Add binary search and inorder traversal

algorithms/BinarySearch.typ

@@ -0,0 +1,147 @@
+#import "../lib/style.typ": *
+#import "../lib/mapcode.typ": *
+
+== Binary Search
+#set math.equation(numbering: none)
+
+Search for a target value in a sorted array and return its index. If the target is not found, return -1.
+
+Formal definition:
+$
+"bs"("low", "high") = cases(
+  -1 & "if " "low" > "high",
+  "mid" & "if " A["mid"] = "target",
+  "bs"("low", "mid"-1) & "if " A["mid"] > "target",
+  "bs"("mid"+1, "high") & "if " A["mid"] < "target"
+)
+$
+
+where $"mid" = floor(("low" + "high")/2)$
+
+Examples:
+- $A = [1, 3, 5, 7, 9]$, target $= 5 -> 2$
+- $A = [1, 3, 5, 7, 9]$, target $= 6 -> -1$
+
+*As mapcode:*
+
+_primitives_: `comparison` ($<$, $=$), `arithmetic` ($+$, $-$, $floor(dot / 2)$) are strict. i.e., operations on $bot$ are undefined.
+
+$
+I = (A: ZZ^*, "target": ZZ) quad quad quad
+X &= (NN times NN) -> (ZZ union {-1} union {bot}) quad quad quad
+A = ZZ union {-1}\
+rho(A, "target") &= {("low", "high") -> bot | "low" in {0 dots n}, "high" in {-1 dots n-1}}\
+F(x_(l,h)) &= cases(
+  -1 & "if " l > h,
+  m & "if " A[m] = "target",
+  x_(l, m-1) & "if " A[m] > "target",
+  x_(m+1, h) & "if " A[m] < "target"
+) quad "where " m = floor((l + h)/2)\
+pi(x) &= x_(0, n-1) quad "where " n = |A|
+$
+
+#let inst_arr = (1, 3, 5, 7, 9, 11, 13, 15, 17, 19);
+#let inst_target = 13;
+#let inst_n = inst_arr.len();
+
+#figure(
+  caption: [Binary Search computation using mapcode for $A = #inst_arr$ and target $= #inst_target$],
+$
+#{
+  let rho = ((arr, target)) => {
+    let n = arr.len()
+    let x = (:)
+    for low in range(0, n + 1) {
+      for high in range(low - 1, n) {
+        let key = "(" + str(low) + "," + str(high) + ")"

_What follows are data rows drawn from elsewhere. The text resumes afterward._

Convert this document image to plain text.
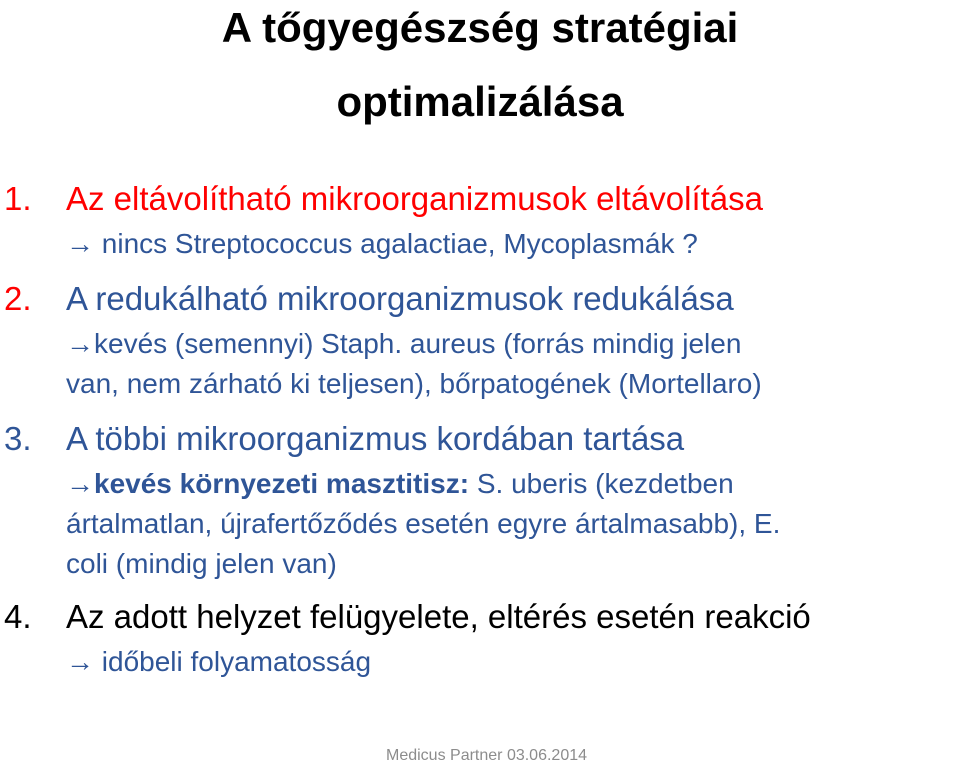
A tőgyegészség stratégiai
optimalizálása
1. Az eltávolítható mikroorganizmusok eltávolítása
→ nincs Streptococcus agalactiae, Mycoplasmák ?
2. A redukálható mikroorganizmusok redukálása
→kevés (semennyi) Staph. aureus (forrás mindig jelen
van, nem zárható ki teljesen), bőrpatogének (Mortellaro)
3. A többi mikroorganizmus kordában tartása
→kevés környezeti masztitisz: S. uberis (kezdetben
ártalmatlan, újrafertőződés esetén egyre ártalmasabb), E.
coli (mindig jelen van)
4. Az adott helyzet felügyelete, eltérés esetén reakció
→ időbeli folyamatosság
Medicus Partner 03.06.2014
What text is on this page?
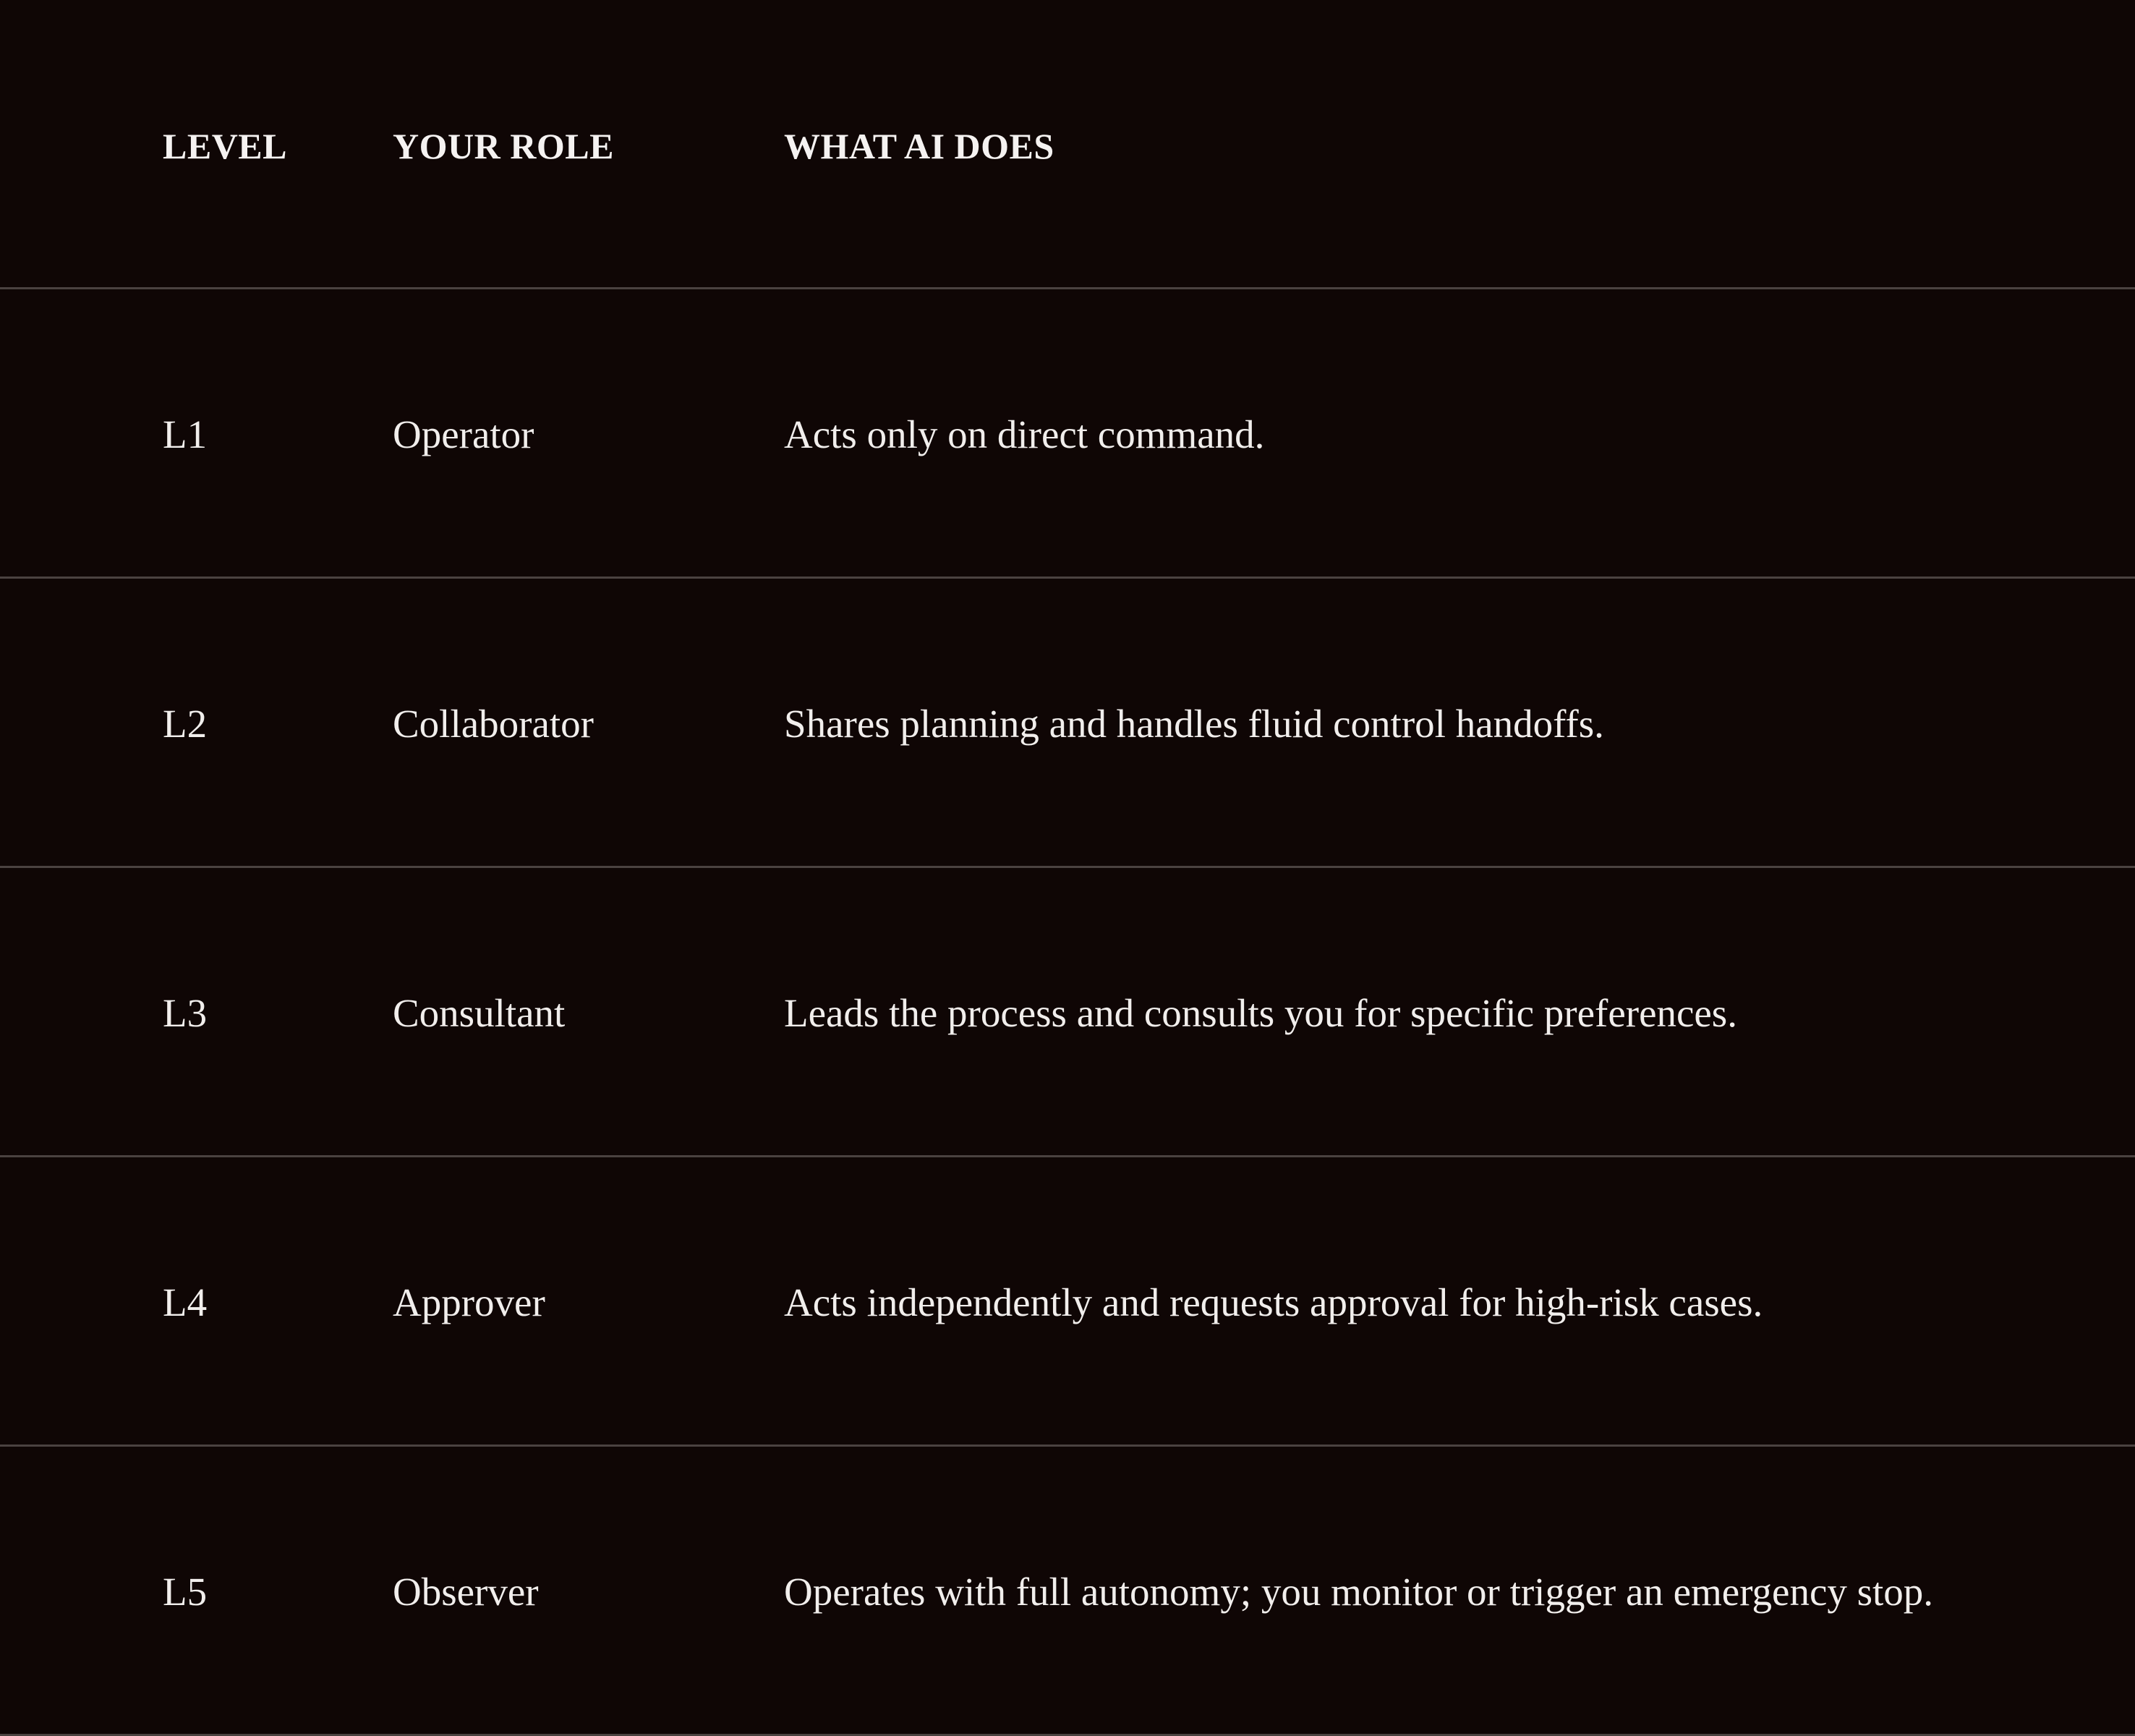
LEVEL	YOUR ROLE	WHAT AI DOES
L1	Operator	Acts only on direct command.
L2	Collaborator	Shares planning and handles fluid control handoffs.
L3	Consultant	Leads the process and consults you for specific preferences.
L4	Approver	Acts independently and requests approval for high-risk cases.
L5	Observer	Operates with full autonomy; you monitor or trigger an emergency stop.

+        x.insert(key, none)
+      }
+    }
+    x
+  }
+
+  let F_key = ((arr, target)) => (x) => (key) => {
+    // Parse key string like "(0, 9)" back to (low, high)
+    let parts = key.trim("(").trim(")").split(",")
+    let low = int(parts.at(0).trim())
+    let high = int(parts.at(1).trim())
+
+    if low > high {
+      -1
+    } else {
+      let mid = calc.floor((low + high) / 2)
+      if arr.at(mid) == target {
+        mid
+      } else if arr.at(mid) > target {
+        let dep_key = "(" + str(low) + "," + str(mid - 1) + ")"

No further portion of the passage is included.